从源码中可以看出,next是一个无限循环(for( ; ; ){})的方法,如果消息队列中没有消息,那么next会一直阻塞。当获取到消息时,next会返回这条消息并将其从单链表中移除。

3、Looper的工作原理

Looper在消息机制中用于循环的获取消息并处理,他会通过MessageQueue的next方法来获取新的消息并处理,如果没有获取到新的消息则会阻塞在那里。 关键方法:loop loop:循环获取Message并处理

  public static void loop() {
        final Looper me = myLooper();
        if (me == null) {
            throw new RuntimeException("No Looper; Looper.prepare() wasn't called on this thread.");
        }
        final MessageQueue queue = me.mQueue;

        // Make sure the identity of this thread is that of the local process,
        // and keep track of what that identity token actually is.
        Binder.clearCallingIdentity();
        final long ident = Binder.clearCallingIdentity();

        for (;;) {
            Message msg = queue.next(); // might block
            if (msg == null) {
                // No message indicates that the message queue is quitting.
                return;
            }

            // This must be in a local variable, in case a UI event sets the logger
            Printer logging = me.mLogging;
            if (logging != null) {
                logging.println(">>>>> Dispatching to " + msg.target + " " +
                        msg.callback + ": " + msg.what);
            }

            msg.target.dispatchMessage(msg);

            if (logging != null) {
                logging.println("<<<<< Finished to " + msg.target + " " + msg.callback);
            }

            // Make sure that during the course of dispatching the
            // identity of the thread wasn't corrupted.
            final long newIdent = Binder.clearCallingIdentity();
            if (ident != newIdent) {
                Log.wtf(TAG, "Thread identity changed from 0x"
                        + Long.toHexString(ident) + " to 0x"
                        + Long.toHexString(newIdent) + " while dispatching to "
                        + msg.target.getClass().getName() + " "
                        + msg.callback + " what=" + msg.what);
            }

            msg.recycleUnchecked();
        }
    }

从源码中可以看出,loop方法调用MessageQueue的next方法获取新的消息,如果没有消息next会阻塞,如果返回了新的消息就会通过 msg.target.dispatchMessage(msg);处理这条消息。 msg.target就是Handler对象。
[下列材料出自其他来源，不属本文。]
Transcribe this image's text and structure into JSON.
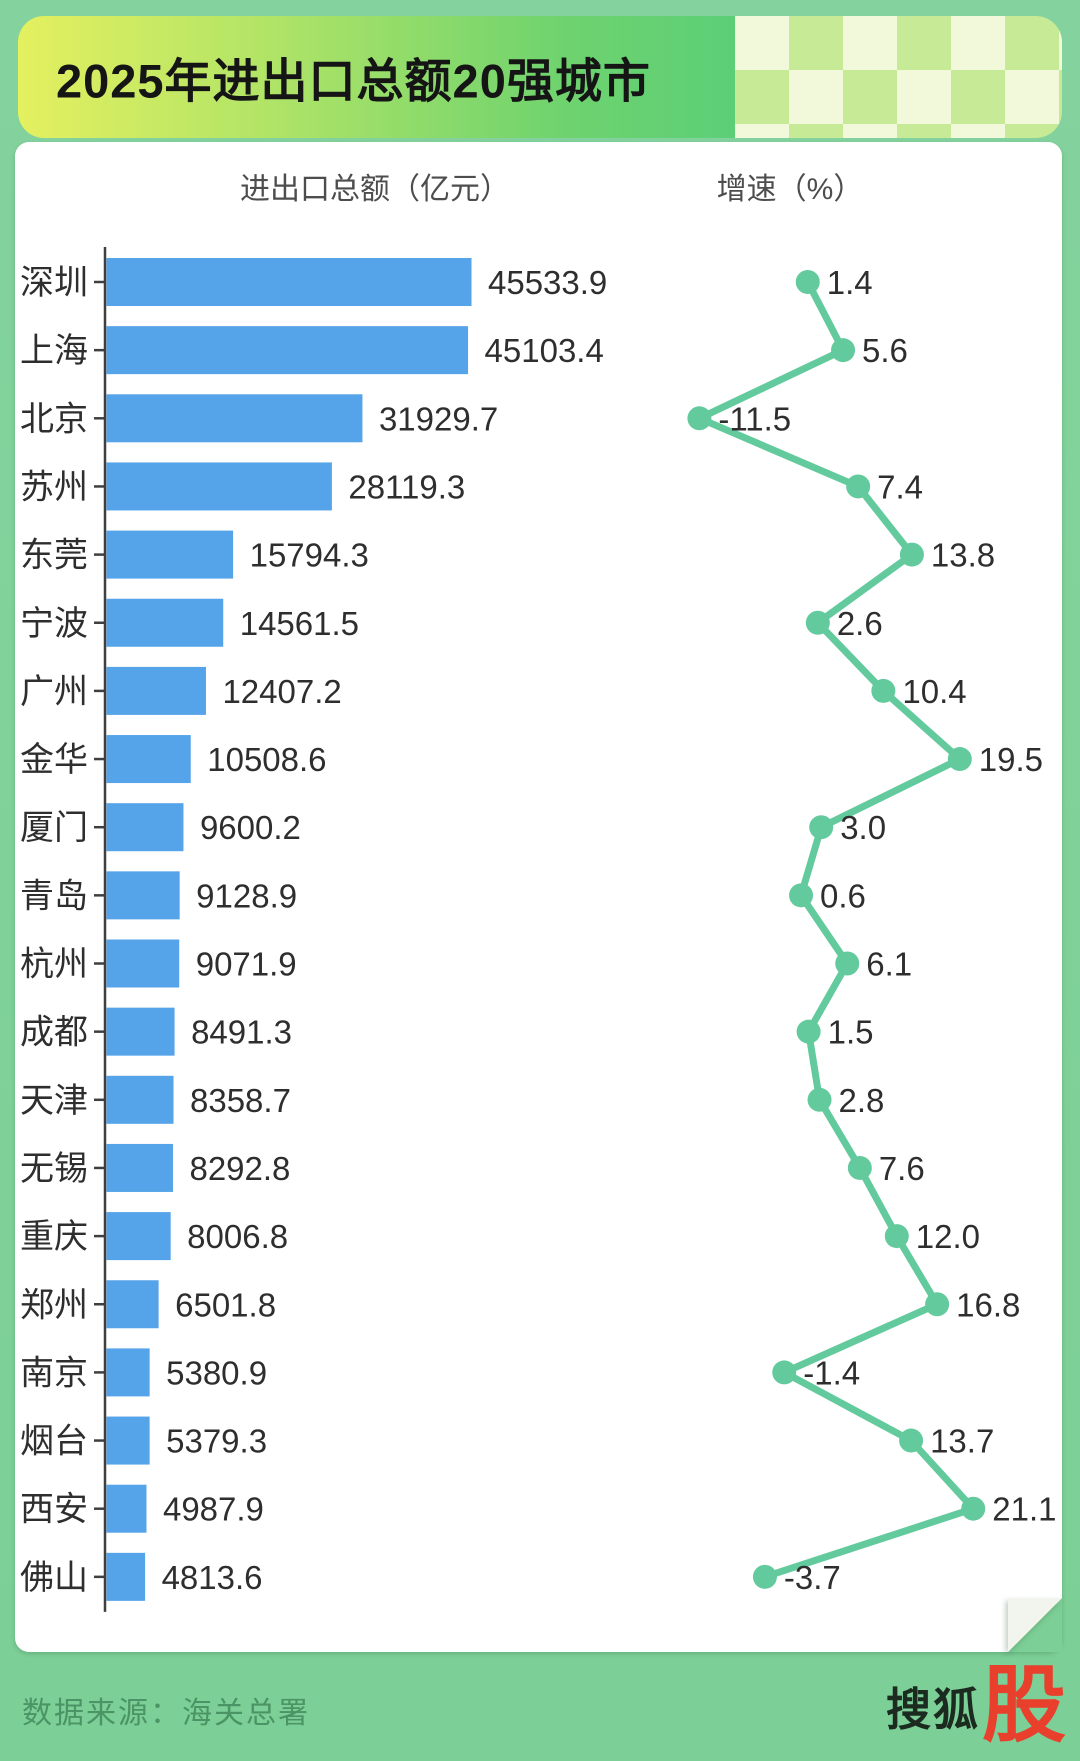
{
  "page": {
    "title": "2025年进出口总额20强城市",
    "left_column_header": "进出口总额（亿元）",
    "right_column_header": "增速（%）",
    "footer_source": "数据来源：海关总署",
    "logo_text": "搜狐",
    "logo_badge": "股"
  },
  "colors": {
    "bar": "#55a3e8",
    "line": "#63ca9d",
    "axis": "#3f3f3f",
    "label_text": "#2e2e2e",
    "page_background": "#7fd199",
    "logo_red": "#e8402c"
  },
  "chart_data": {
    "type": "bar",
    "subtype": "horizontal bar with aligned line chart of growth rates",
    "title": "2025年进出口总额20强城市",
    "source": "数据来源：海关总署",
    "categories": [
      "深圳",
      "上海",
      "北京",
      "苏州",
      "东莞",
      "宁波",
      "广州",
      "金华",
      "厦门",
      "青岛",
      "杭州",
      "成都",
      "天津",
      "无锡",
      "重庆",
      "郑州",
      "南京",
      "烟台",
      "西安",
      "佛山"
    ],
    "series": [
      {
        "name": "进出口总额（亿元）",
        "type": "bar",
        "values": [
          45533.9,
          45103.4,
          31929.7,
          28119.3,
          15794.3,
          14561.5,
          12407.2,
          10508.6,
          9600.2,
          9128.9,
          9071.9,
          8491.3,
          8358.7,
          8292.8,
          8006.8,
          6501.8,
          5380.9,
          5379.3,
          4987.9,
          4813.6
        ]
      },
      {
        "name": "增速（%）",
        "type": "line",
        "values": [
          1.4,
          5.6,
          -11.5,
          7.4,
          13.8,
          2.6,
          10.4,
          19.5,
          3.0,
          0.6,
          6.1,
          1.5,
          2.8,
          7.6,
          12.0,
          16.8,
          -1.4,
          13.7,
          21.1,
          -3.7
        ],
        "labels": [
          "1.4",
          "5.6",
          "-11.5",
          "7.4",
          "13.8",
          "2.6",
          "10.4",
          "19.5",
          "3.0",
          "0.6",
          "6.1",
          "1.5",
          "2.8",
          "7.6",
          "12.0",
          "16.8",
          "-1.4",
          "13.7",
          "21.1",
          "-3.7"
        ]
      }
    ],
    "bar_xlim": [
      0,
      47000
    ],
    "line_xlim": [
      -13,
      23
    ],
    "grid": false,
    "legend": "none"
  }
}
也就会调用Handler的dispatchMessage方法。

4、Handler的工作原理

Handler主要包含消息的发送和接收的过程。消息的发送可以通过post的一系列方法以及send的一系列方法来实现。 调用post最终都会通过send的方法来实现(基本概念中已经提到)。 send最终会调用sendMessageAtTime()方法。
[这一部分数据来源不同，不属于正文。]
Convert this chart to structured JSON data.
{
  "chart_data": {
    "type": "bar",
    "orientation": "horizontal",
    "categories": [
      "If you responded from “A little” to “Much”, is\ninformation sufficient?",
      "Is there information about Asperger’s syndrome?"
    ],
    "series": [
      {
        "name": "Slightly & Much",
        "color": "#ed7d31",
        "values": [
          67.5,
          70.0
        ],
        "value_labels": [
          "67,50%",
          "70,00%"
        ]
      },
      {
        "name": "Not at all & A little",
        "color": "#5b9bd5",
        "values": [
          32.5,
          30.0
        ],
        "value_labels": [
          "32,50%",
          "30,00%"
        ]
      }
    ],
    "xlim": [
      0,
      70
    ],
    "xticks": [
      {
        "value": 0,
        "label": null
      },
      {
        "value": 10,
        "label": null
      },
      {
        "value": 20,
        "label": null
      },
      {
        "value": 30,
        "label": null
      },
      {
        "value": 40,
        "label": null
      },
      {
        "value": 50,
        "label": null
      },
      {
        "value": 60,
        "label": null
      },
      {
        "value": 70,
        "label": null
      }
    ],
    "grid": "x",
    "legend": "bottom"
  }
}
    public boolean sendMessageAtTime(Message msg, long uptimeMillis) {
        MessageQueue queue = mQueue;
        if (queue == null) {
            RuntimeException e = new RuntimeException(
                    this + " sendMessageAtTime() called with no mQueue");
            Log.w("Looper", e.getMessage(), e);
            return false;
        }
        return enqueueMessage(queue, msg, uptimeMillis);
    }

    private boolean enqueueMessage(MessageQueue queue, Message msg, long uptimeMillis) {
        msg.target = this;
        if (mAsynchronous) {
            msg.setAsynchronous(true);
        }
        return queue.enqueueMessage(msg, uptimeMillis);
    }

从源码中可知queue.enqueueMessage(msg, uptimeMillis)我们可以知道Handler发送消息的过程是向消息队列插入了一条Message。Looper通过MessageQueue的next()获取到这条消息并处理。最后Looper把消息交给Handler处理(Looper的工作原理中提到的msg.target)。Handler的dispatchMessage方法就会被调用。

    /**
     * Handle system messages here.
     */
    public void dispatchMessage(Message msg) {
        if (msg.callback != null) {
            handleCallback(msg);
        } else {
            if (mCallback != null) {
                if (mCallback.handleMessage(msg)) {
                    return;
                }
            }
            handleMessage(msg);
        }
    }

    private static void handleCallback(Message message) {
        message.callback.run();
    }

    public void handleMessage(Message msg) {
    }

从源码中我们可以看出。 如果是post一个Runnable,则会通过handleCallback方法处理,处理方法为:message.callback.run(); 如果是send一个Message,则会通过handleMessage方法处理,这里应该比较熟悉,重写handleMessage方法处理Message在开发中会经常用到。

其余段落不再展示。